# UCP sample corpus
A small synthesized dataset used by the demos in `../demo/` and useful as a sanity check for your local install. Everything here is fake (no real client material, no real conversations) and license-clean.
## What's in here
```
samples/
├── notes/
│ ├── rust-error-handling.md Working notes — Result, ?, anyhow, thiserror
│ ├── q3-planning-meeting.md Synthesized meeting notes with decisions + action items
│ └── postgres-vacuum-tuning.md Operational notes on autovacuum + bloat
├── code/
│ └── rate_limiter.rs Token bucket implementation (~80 LOC)
└── conversations/
└── claude-conversations.json Synthesized 5-conversation Claude export (~20 turns)
```
## How to use
```bash
# Index everything
ucp-local index samples/notes samples/code
# Ingest the conversation history
ucp-local ingest-conversations samples/conversations/claude-conversations.json
# Try some demo questions
ucp-local search "Kafka rebalancing"
ucp-local ask "what did I figure out about Postgres VACUUM tuning?"
ucp-local ask "what were the decisions in Q3 planning?"
ucp-local ask "how do I sign a Rust binary for macOS?"
```
Each demo question is designed to have a clean answer in the corpus — useful for verifying your install and for filming demos that consistently produce good output.
## Topics covered in the conversations.json
- Kafka consumer rebalancing (3-4 turns)
- Postgres VACUUM tuning (2 turns)
- macOS code signing for Rust CLIs (2 turns)

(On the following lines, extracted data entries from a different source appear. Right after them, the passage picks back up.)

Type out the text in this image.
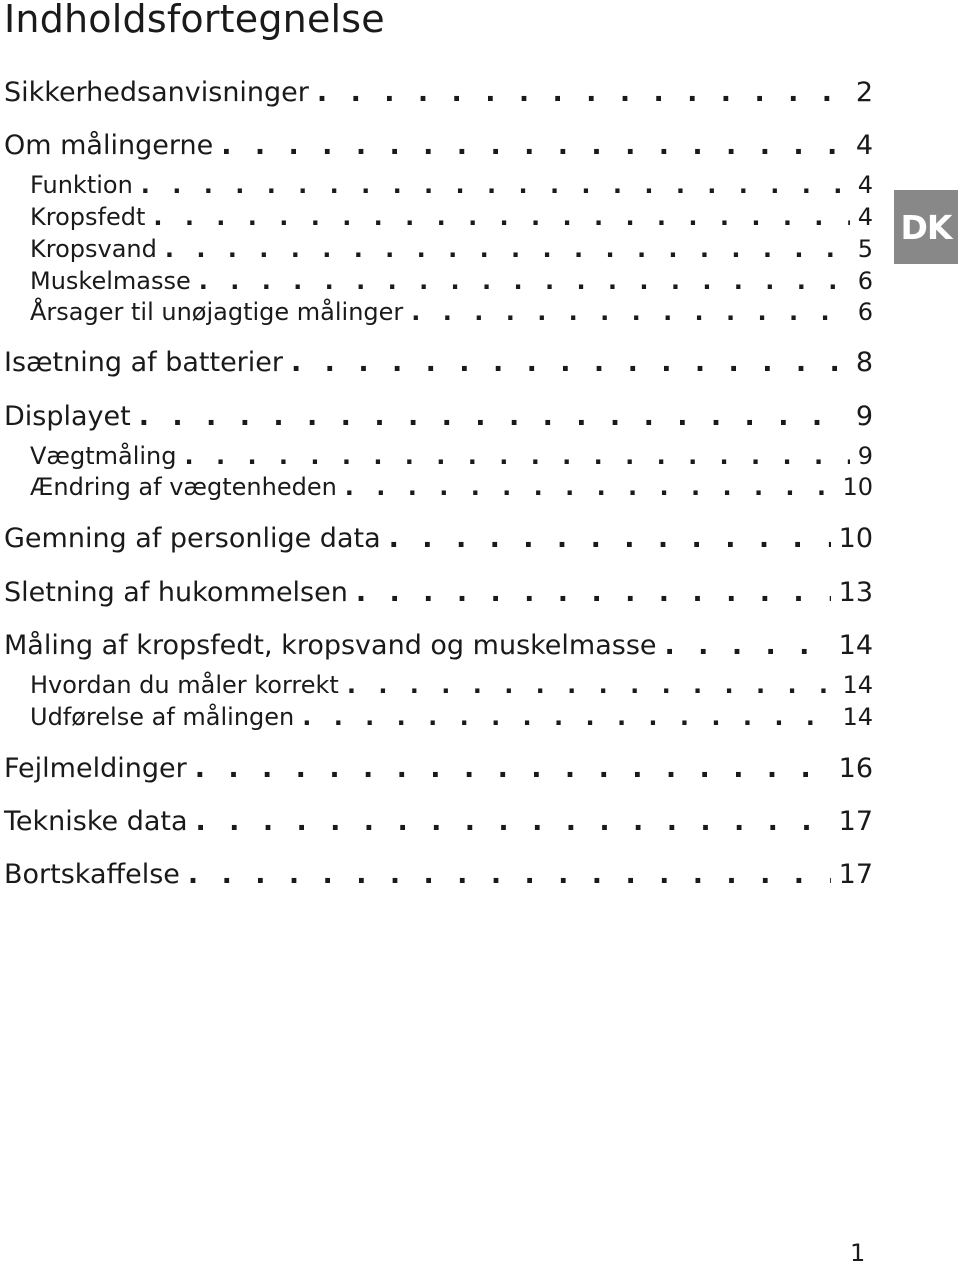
Indholdsfortegnelse
Sikkerhedsanvisninger . . .	2
Om målingerne . . .	4
Funktion . . .	4
Kropsfedt . . .	4
Kropsvand . . .	5
Muskelmasse . . .	6
Årsager til unøjagtige målinger . . .	6
Isætning af batterier . . .	8
Displayet . . .	9
Vægtmåling . . .	9
Ændring af vægtenheden . . .	10
Gemning af personlige data . . .	10
Sletning af hukommelsen . . .	13
Måling af kropsfedt, kropsvand og muskelmasse . . .	14
Hvordan du måler korrekt . . .	14
Udførelse af målingen . . .	14
Fejlmeldinger . . .	16
Tekniske data . . .	17
Bortskaffelse . . .	17
DK
1
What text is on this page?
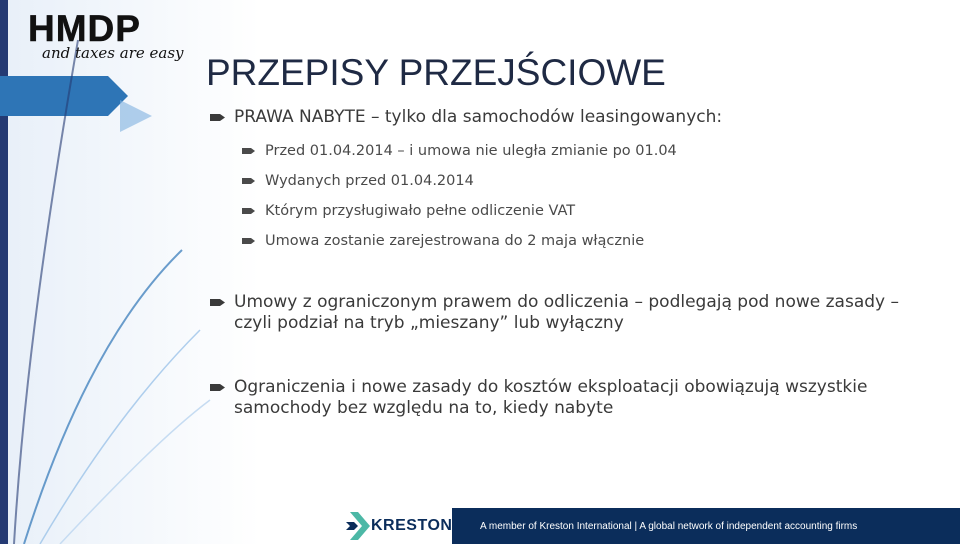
HMDP
and taxes are easy PRZEPISY PRZEJŚCIOWE
PRAWA NABYTE – tylko dla samochodów leasingowanych:
Przed 01.04.2014 – i umowa nie uległa zmianie po 01.04
Wydanych przed 01.04.2014
Którym przysługiwało pełne odliczenie VAT
Umowa zostanie zarejestrowana do 2 maja włącznie
Umowy z ograniczonym prawem do odliczenia – podlegają pod nowe zasady – czyli podział na tryb „mieszany” lub wyłączny
Ograniczenia i nowe zasady do kosztów eksploatacji obowiązują wszystkie samochody bez względu na to, kiedy nabyte
KRESTON	A member of Kreston International | A global network of independent accounting firms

- Designing Rust derive macros (3 turns)
- Setting up SSO at a small startup (2 turns)
## PDFs
No PDF is shipped in this folder — binary fixtures bloat the repo and stale fast. To exercise PDF support, drop any digitally-generated PDF into `samples/` and re-index. Suggested public-domain options:
- The Rust Book (rendered to PDF from mdBook output)
- Any arxiv paper, e.g. https://arxiv.org/pdf/1706.03762 (Attention Is All You Need)
- Project Gutenberg's epub-to-PDF exports
## Note on the "synthesized" claim
Everything in `notes/` and `conversations/` was hand-written for this corpus. None of it represents real client work, real conversations, or real internal documents. The technical content is accurate but generic enough to demo without confusion.